Court Opinion

ID: 9420878
Source: CourtListenerOpinion
Date Created: 2023-08-02 22:56:14.648698+00
Date Added: 2024-06-11T17:22:27.451797
License: Public Domain

Mr. Justice Douglas,
with whom Mr. Justice Frankfurter concurs, dissenting.
The Court reasons that if the man who is building or repairing an interstate highway is “engaged in commerce,” the one who carries cement and gravel to him from a nearby pit is “engaged in the production of goods for commerce.” Yet if that is true, how about the men who produce the tools for those who carry the cement and gravel or those who furnish the materials to make the tools used in producing the cement and gravel? Each would be essential to the highway worker “engaged in commerce.” Yet the circle gets amazingly large once we say that “the production of goods for commerce” includes the “production of goods for those engaged in commerce.” Cf. McLeod v. Threlkeld, 319 U. S. 491.

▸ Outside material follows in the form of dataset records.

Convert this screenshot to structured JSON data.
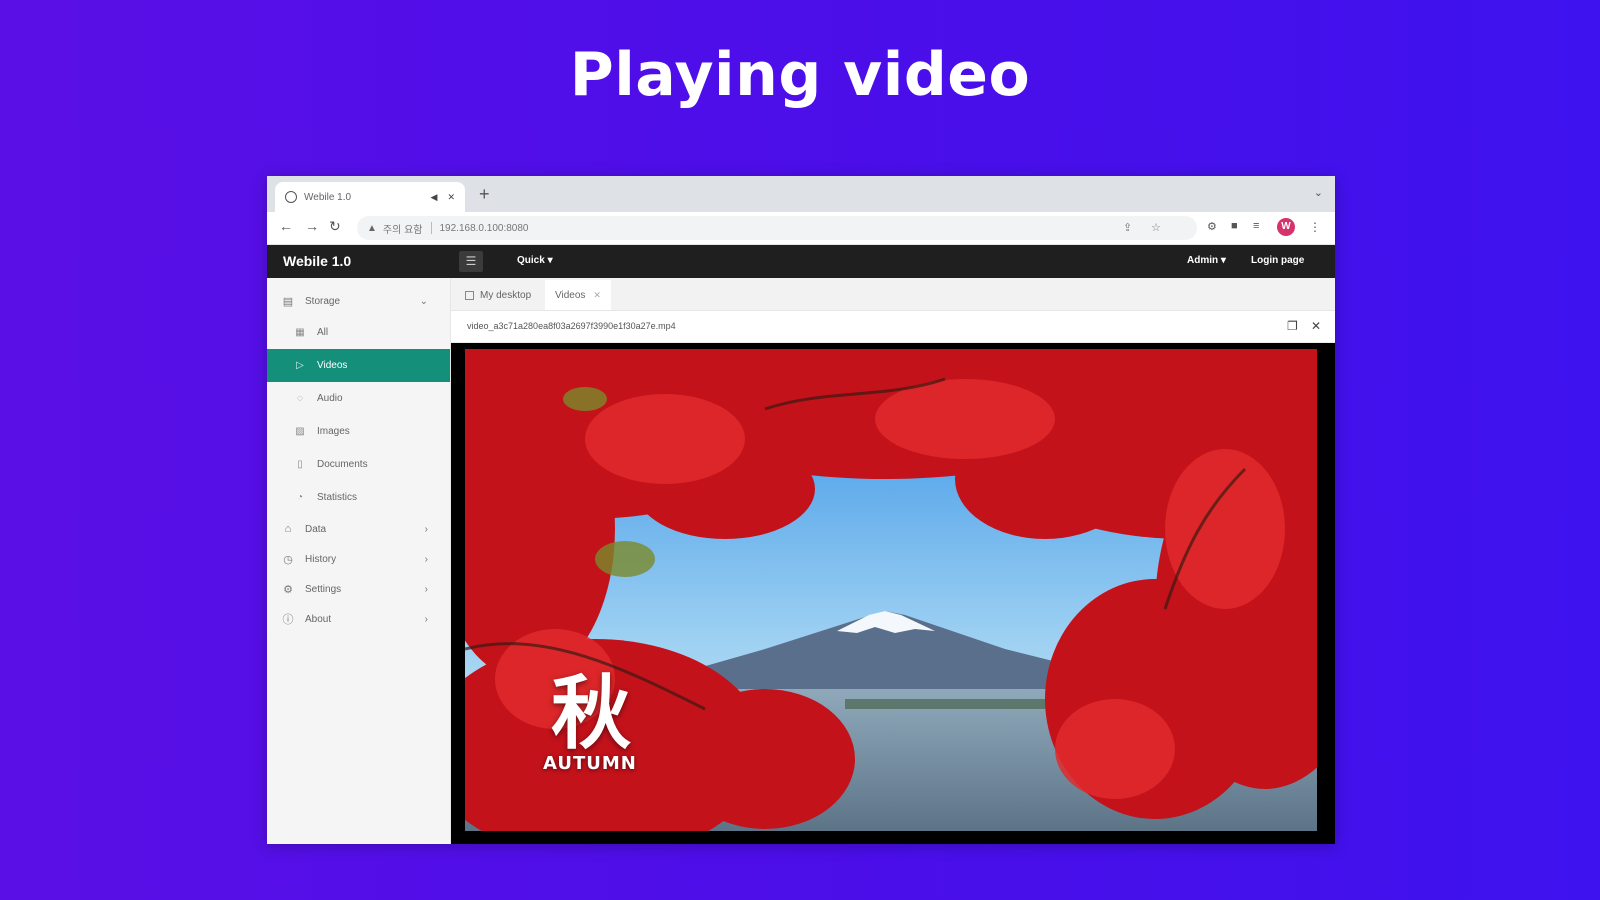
{
  "headline": "Playing video",
  "browser": {
    "tab_title": "Webile 1.0",
    "new_tab": "+",
    "address": {
      "security_label": "주의 요함",
      "url": "192.168.0.100:8080"
    },
    "profile_initial": "W"
  },
  "app": {
    "brand": "Webile 1.0",
    "menu_quick": "Quick",
    "menu_admin": "Admin",
    "login_page": "Login page"
  },
  "sidebar": {
    "storage": "Storage",
    "items": [
      {
        "label": "All"
      },
      {
        "label": "Videos"
      },
      {
        "label": "Audio"
      },
      {
        "label": "Images"
      },
      {
        "label": "Documents"
      },
      {
        "label": "Statistics"
      }
    ],
    "groups": [
      {
        "label": "Data"
      },
      {
        "label": "History"
      },
      {
        "label": "Settings"
      },
      {
        "label": "About"
      }
    ]
  },
  "content": {
    "tabs": [
      {
        "label": "My desktop"
      },
      {
        "label": "Videos"
      }
    ],
    "filename": "video_a3c71a280ea8f03a2697f3990e1f30a27e.mp4"
  },
  "video": {
    "kanji": "秋",
    "caption": "AUTUMN"
  },
  "colors": {
    "background": "#4c0ee9",
    "accent": "#138f7a",
    "appbar": "#1f1f1f"
  }
}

*18A person who is maintaining or repairing interstate transportation facilities is “engaged in commerce.” Overstreet v. North Shore Corp., 318 U. S. 125. A person who is creating articles destined for the channels of interstate commerce and all others who have such a close and immediate connection with the process as to be an essential or necessary part of it are engaged in “the production of goods for commerce.” See Kirschbaum Co. v. Walling, 316 U. S. 517. If those who serve those “engaged in commerce” are also included, a large measure of cases affecting commerce are brought into the Act. Yet the history of the Act shows that no such extension of the federal domain was intended. See Kirschbaum Co. v. Walling, supra, pp. 522-523. If those whose activities are necessary or essential to support those who are “engaged in commerce” are to be brought under the Act, I think an amendment of the Act would be necessary.